Klopp’s natural belief has been married with a faith in people. It explains a capacity to extract performances that few thought possible. Alexander-Arnold, the youngster who set up two goals, is often emblematic.
“If you look at [Joel] Matip today, unbelievable,” his central-defensive partner Van Dijk marvelled. Matip was Liverpool’s fourth-choice centre-back earlier in the season. He produced one wonderful interception when Messi was slaloming his way towards the Liverpool goal in mesmeric fashion.
Belief manifested itself in bravery. Liverpool’s willingness to press Barcelona seemed to backfire when they left Camp Nou with a 3-0 defeat. They raised the tempo further at Anfield.
“Not many teams make it that difficult for Barcelona,” Van Dijk said. “How we pressed them. How we created chances against them. Put them in difficult situations.
"You have to be brave. You have take a lot of risk defensively and we did it.”

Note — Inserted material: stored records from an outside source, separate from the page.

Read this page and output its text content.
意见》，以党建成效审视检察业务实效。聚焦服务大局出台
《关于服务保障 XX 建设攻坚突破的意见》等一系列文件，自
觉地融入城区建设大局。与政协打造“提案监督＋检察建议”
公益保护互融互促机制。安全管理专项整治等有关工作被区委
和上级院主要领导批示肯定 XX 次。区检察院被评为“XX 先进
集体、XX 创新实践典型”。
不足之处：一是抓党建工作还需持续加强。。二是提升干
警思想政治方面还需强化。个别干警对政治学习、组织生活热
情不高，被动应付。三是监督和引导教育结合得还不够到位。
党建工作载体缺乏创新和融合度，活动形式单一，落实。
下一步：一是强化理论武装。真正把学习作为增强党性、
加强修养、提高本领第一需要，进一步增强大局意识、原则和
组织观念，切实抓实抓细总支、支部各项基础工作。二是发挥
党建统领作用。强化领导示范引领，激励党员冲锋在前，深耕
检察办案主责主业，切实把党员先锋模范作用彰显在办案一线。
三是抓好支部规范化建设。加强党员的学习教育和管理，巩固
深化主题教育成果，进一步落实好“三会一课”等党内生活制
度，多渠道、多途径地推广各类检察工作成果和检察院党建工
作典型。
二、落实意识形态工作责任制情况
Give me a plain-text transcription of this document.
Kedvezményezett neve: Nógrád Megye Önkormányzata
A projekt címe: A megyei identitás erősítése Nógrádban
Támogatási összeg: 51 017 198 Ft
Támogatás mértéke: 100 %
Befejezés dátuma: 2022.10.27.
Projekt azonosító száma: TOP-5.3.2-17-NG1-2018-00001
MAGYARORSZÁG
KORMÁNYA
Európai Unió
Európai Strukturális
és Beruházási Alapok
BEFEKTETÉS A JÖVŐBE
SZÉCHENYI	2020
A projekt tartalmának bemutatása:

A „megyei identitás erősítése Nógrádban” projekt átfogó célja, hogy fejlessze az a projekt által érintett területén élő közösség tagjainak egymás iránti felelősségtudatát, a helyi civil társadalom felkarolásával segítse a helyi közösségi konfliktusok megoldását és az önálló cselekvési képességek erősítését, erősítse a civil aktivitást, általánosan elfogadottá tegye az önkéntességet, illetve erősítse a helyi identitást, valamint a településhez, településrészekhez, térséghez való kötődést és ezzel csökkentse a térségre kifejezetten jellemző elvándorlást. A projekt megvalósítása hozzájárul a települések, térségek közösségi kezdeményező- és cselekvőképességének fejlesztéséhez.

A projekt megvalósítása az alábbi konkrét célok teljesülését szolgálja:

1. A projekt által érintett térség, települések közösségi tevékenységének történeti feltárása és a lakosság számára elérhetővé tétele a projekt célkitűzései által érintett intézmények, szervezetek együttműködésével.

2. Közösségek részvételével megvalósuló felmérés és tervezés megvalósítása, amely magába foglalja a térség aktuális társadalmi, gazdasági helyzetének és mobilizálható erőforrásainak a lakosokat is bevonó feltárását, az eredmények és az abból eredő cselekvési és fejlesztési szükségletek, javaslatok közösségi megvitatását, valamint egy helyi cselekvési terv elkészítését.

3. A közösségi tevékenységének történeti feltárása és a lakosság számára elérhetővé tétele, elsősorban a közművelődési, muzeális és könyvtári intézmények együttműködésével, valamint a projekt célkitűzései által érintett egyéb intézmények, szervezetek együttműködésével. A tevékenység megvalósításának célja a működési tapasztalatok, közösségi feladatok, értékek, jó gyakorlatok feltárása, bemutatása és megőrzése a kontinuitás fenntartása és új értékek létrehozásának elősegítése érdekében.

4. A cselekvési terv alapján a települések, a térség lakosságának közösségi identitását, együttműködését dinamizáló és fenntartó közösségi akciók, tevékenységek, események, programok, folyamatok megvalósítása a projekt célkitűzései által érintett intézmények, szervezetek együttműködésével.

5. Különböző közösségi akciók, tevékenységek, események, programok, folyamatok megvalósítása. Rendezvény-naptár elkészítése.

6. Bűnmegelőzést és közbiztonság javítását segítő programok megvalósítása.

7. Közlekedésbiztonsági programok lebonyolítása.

Liverpool took their risks and reaped a huge reward. Henderson took painkillers at half time but remained the driving force. A much-maligned man stands to join the Liverpool legends Emlyn Hughes and Steven Gerrard plus Nottingham Forest’s double European Cup-winning captain John McGovern as the only men to lead an English club in two Champions League finals.
He lingered longest on the pitch afterwards, savouring it, singing the anthem “Allez Allez Allez” with both arms raised towards the Main Stand. Where, a World Cup semi-finalist was asked, did it rank in his career?
“It has to be the top,” he replied. “It was an unbelievable night.”